I use 9-46 + a 68 on my 7-string baritone tuned to drop A and 11-64 on my 6-string baritone for drop B. I prefer a tighter tension as it suits my playing style better. I've acclimated to baritones over the years and now whenever I play a 25.5" scaled instrument it just doesn't feel like home to me.


----------



## MSUspartans777 (Mar 17, 2017)

I guess the point of the longer scale is the ability to use lower timings. My real wonder is the 27" in standard BEADGBe?


----------



## chopeth (Mar 17, 2017)

MSUspartans777 said:


> I guess the point of the longer scale is the ability to use lower timings. My real wonder is the 27" in standard BEADGBe?



Hey, mate, I have a couple of 27'', one in B standard and the other is A standard. I use 9-54 in my B one and that's fine.

Hope it helps


----------



## MSUspartans777 (Mar 17, 2017)

chopeth said:


> Hey, mate, I have a couple of 27'', one in B standard and the other is A standard. I use 9-54 in my B one and that's fine.
> 
> Hope it helps



Helps a lot man. Appreciate the input


----------



## ToneLab (Mar 20, 2017)

Fellow Spartan checking in!


----------



## MSUspartans777 (Mar 21, 2017)

ToneLab said:


> Fellow Spartan checking in!



Nice. Green and white until I die


----------



## rocky0 (Mar 22, 2017)

Good to know that standard tuning is doable in 27" scale too.
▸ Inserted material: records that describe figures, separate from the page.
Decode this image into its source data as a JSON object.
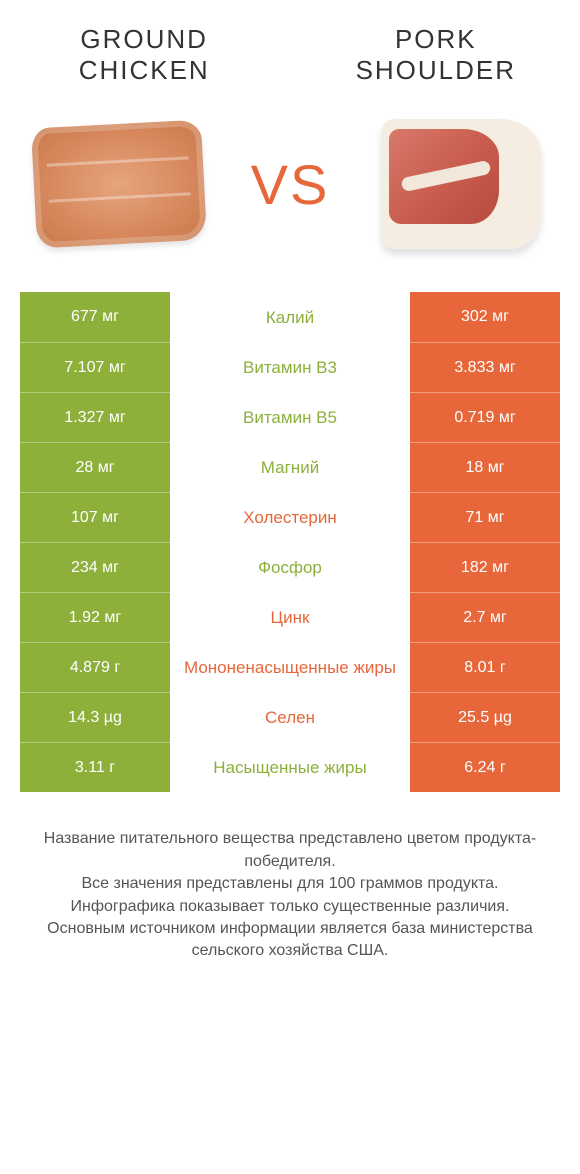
{
  "left_title": "Ground chicken",
  "right_title": "Pork shoulder",
  "vs": "VS",
  "colors": {
    "green": "#8db03b",
    "orange": "#e7673a",
    "page_bg": "#ffffff",
    "title_text": "#333333",
    "foot_text": "#555555"
  },
  "typography": {
    "title_fontsize": 26,
    "vs_fontsize": 56,
    "cell_fontsize": 16,
    "label_fontsize": 17,
    "foot_fontsize": 16
  },
  "rows": [
    {
      "left": "677 мг",
      "label": "Калий",
      "label_color": "green",
      "right": "302 мг"
    },
    {
      "left": "7.107 мг",
      "label": "Витамин B3",
      "label_color": "green",
      "right": "3.833 мг"
    },
    {
      "left": "1.327 мг",
      "label": "Витамин B5",
      "label_color": "green",
      "right": "0.719 мг"
    },
    {
      "left": "28 мг",
      "label": "Магний",
      "label_color": "green",
      "right": "18 мг"
    },
    {
      "left": "107 мг",
      "label": "Холестерин",
      "label_color": "orange",
      "right": "71 мг"
    },
    {
      "left": "234 мг",
      "label": "Фосфор",
      "label_color": "green",
      "right": "182 мг"
    },
    {
      "left": "1.92 мг",
      "label": "Цинк",
      "label_color": "orange",
      "right": "2.7 мг"
    },
    {
      "left": "4.879 г",
      "label": "Мононенасыщенные жиры",
      "label_color": "orange",
      "right": "8.01 г"
    },
    {
      "left": "14.3 µg",
      "label": "Селен",
      "label_color": "orange",
      "right": "25.5 µg"
    },
    {
      "left": "3.11 г",
      "label": "Насыщенные жиры",
      "label_color": "green",
      "right": "6.24 г"
    }
  ],
  "footnote": "Название питательного вещества представлено цветом продукта-победителя.\nВсе значения представлены для 100 граммов продукта.\nИнфографика показывает только существенные различия.\nОсновным источником информации является база министерства сельского хозяйства США."
}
I've got a 26,5" scale on my Schecter hellraiser and it handles standard just fine.


----------



## Winspear (Mar 22, 2017)

EDIT: I just realised I already posted in this thread but whatever  

Unless you are already using the loosest strings, longer scale does not need to result in higher tension in standard tuning until you reach 30", at which point there are no thinner gauges available for the high E. Until that point, lower gauge strings can be used to reach the same tension - and they'll actually feel looser because the longer scale has more vibration play room. 
If you use 10's on 25.5, use 9.5s up to 27, 9's on 28 or 28.625, and 8.5s on 30". These will all pull roughly the same tension but feel progressively lighter the longer you go ! 
If you'd usually use 9's or 9.5 on 25.5", just take 0.5 off of my suggestions.


----------



## MSUspartans777 (Mar 22, 2017)

Winspear said:


> EDIT: I just realised I already posted in this thread but whatever
> 
> Unless you are already using the loosest strings, longer scale does not need to result in higher tension in standard tuning until you reach 30", at which point there are no thinner gauges available for the high E. Until that point, lower gauge strings can be used to reach the same tension - and they'll actually feel looser because the longer scale has more vibration play room.
> If you use 10's on 25.5, use 9.5s up to 27, 9's on 28 or 28.625, and 8.5s on 30". These will all pull roughly the same tension but feel progressively lighter the longer you go !
> If you'd usually use 9's or 9.5 on 25.5", just take 0.5 off of my suggestions.



This was really helpful. Love this forum


----------